Approach: Using data from contexts A and B, we explored logistic regression models to predict X. We did forward & backward variable selection, and selected the model based on AIC & BIC (using an elbow plot). We developed a scoring tool with integer values for ease of use based on coefficient scores. The final tool had 4 variables, from about 15-20 candidates. There are about 800 samples from each context, and X is around 10% prevalence.
Validation: In addition to internal validation (performance on data from A and B), we assessed performance based on another context C. It was slightly lower, but similar. Performance being: AUC, and sensitivity & specificity for various score thresholds.
Questions: With the goal of getting best screening performance (sensitivity/specificity trade-off) in the field, shouldn't we make better use of the data from context C? Specifically, should we:
- Do leave-one-context-out cross validation, and check: a) whether the same variables are selected? b) whether the performance changes?

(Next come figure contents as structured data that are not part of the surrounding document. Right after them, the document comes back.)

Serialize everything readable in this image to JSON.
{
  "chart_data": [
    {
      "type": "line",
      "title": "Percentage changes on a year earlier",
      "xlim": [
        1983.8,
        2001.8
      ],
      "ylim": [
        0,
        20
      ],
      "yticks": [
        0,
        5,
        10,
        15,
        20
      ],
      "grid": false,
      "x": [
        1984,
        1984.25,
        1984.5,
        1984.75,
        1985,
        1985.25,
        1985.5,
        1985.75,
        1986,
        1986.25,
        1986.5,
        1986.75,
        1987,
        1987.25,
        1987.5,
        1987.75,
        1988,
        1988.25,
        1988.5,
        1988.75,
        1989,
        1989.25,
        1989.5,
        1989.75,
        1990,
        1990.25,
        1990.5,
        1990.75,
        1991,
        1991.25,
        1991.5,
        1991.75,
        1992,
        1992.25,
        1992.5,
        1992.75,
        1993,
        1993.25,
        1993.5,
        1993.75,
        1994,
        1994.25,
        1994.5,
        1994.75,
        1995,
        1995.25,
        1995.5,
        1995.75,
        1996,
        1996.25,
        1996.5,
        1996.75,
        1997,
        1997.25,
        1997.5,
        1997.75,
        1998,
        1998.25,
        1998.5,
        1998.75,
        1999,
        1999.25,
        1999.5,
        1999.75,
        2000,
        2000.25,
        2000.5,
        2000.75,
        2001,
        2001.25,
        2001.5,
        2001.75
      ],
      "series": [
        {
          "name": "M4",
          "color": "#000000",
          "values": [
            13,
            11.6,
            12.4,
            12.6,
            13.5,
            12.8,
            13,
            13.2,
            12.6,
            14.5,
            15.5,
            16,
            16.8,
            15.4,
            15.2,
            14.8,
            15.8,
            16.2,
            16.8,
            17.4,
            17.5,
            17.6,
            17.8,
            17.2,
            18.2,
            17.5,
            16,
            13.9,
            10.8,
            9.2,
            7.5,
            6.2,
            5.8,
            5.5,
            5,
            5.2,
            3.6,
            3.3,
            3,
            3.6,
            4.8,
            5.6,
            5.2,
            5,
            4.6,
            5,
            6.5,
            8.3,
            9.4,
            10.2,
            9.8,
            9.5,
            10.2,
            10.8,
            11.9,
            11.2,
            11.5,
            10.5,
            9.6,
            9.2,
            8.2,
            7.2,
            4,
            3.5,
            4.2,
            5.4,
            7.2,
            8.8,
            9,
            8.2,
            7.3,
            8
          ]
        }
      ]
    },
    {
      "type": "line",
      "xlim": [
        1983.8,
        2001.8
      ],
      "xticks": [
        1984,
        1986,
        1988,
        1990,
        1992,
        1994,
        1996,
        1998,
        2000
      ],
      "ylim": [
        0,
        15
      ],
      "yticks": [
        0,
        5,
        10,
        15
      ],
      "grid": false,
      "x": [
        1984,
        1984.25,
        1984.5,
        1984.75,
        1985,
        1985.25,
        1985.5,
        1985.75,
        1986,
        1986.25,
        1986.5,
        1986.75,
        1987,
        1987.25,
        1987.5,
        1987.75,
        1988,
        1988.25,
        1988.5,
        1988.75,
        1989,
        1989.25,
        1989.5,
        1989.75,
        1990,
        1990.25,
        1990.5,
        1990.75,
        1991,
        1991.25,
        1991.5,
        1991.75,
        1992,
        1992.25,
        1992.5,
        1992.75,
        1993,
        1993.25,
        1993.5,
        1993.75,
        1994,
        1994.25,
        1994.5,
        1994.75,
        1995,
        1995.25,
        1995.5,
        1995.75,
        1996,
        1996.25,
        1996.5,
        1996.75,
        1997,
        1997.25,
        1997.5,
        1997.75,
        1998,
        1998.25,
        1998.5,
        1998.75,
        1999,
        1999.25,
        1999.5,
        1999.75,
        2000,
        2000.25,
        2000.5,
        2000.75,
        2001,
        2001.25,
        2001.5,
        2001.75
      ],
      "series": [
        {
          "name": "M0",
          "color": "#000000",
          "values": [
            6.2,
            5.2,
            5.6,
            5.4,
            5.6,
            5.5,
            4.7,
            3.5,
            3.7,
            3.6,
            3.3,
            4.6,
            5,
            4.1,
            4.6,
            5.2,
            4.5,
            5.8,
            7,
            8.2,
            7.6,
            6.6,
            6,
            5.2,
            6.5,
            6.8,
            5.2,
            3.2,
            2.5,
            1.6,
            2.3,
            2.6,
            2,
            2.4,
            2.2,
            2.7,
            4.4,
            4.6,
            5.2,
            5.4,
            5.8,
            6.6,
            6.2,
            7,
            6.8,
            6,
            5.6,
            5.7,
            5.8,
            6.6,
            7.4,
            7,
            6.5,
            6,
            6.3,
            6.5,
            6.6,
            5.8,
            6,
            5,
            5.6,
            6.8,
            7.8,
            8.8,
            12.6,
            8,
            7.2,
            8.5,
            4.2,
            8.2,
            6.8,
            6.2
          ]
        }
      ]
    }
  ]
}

- For the final actual tool, build the model from all available data. Yes, we can no longer estimate external validity (though we got a sense in 1), but we can still estimate internal validity. And, isn't it highly unlikely that the true performance would decrease by adding more data? Given the number of variables, data points, and model, I would think overfitting is unlikely.
Note: I'm a supporting author, so my understanding of exact methods details to date is not perfect.
Thanks,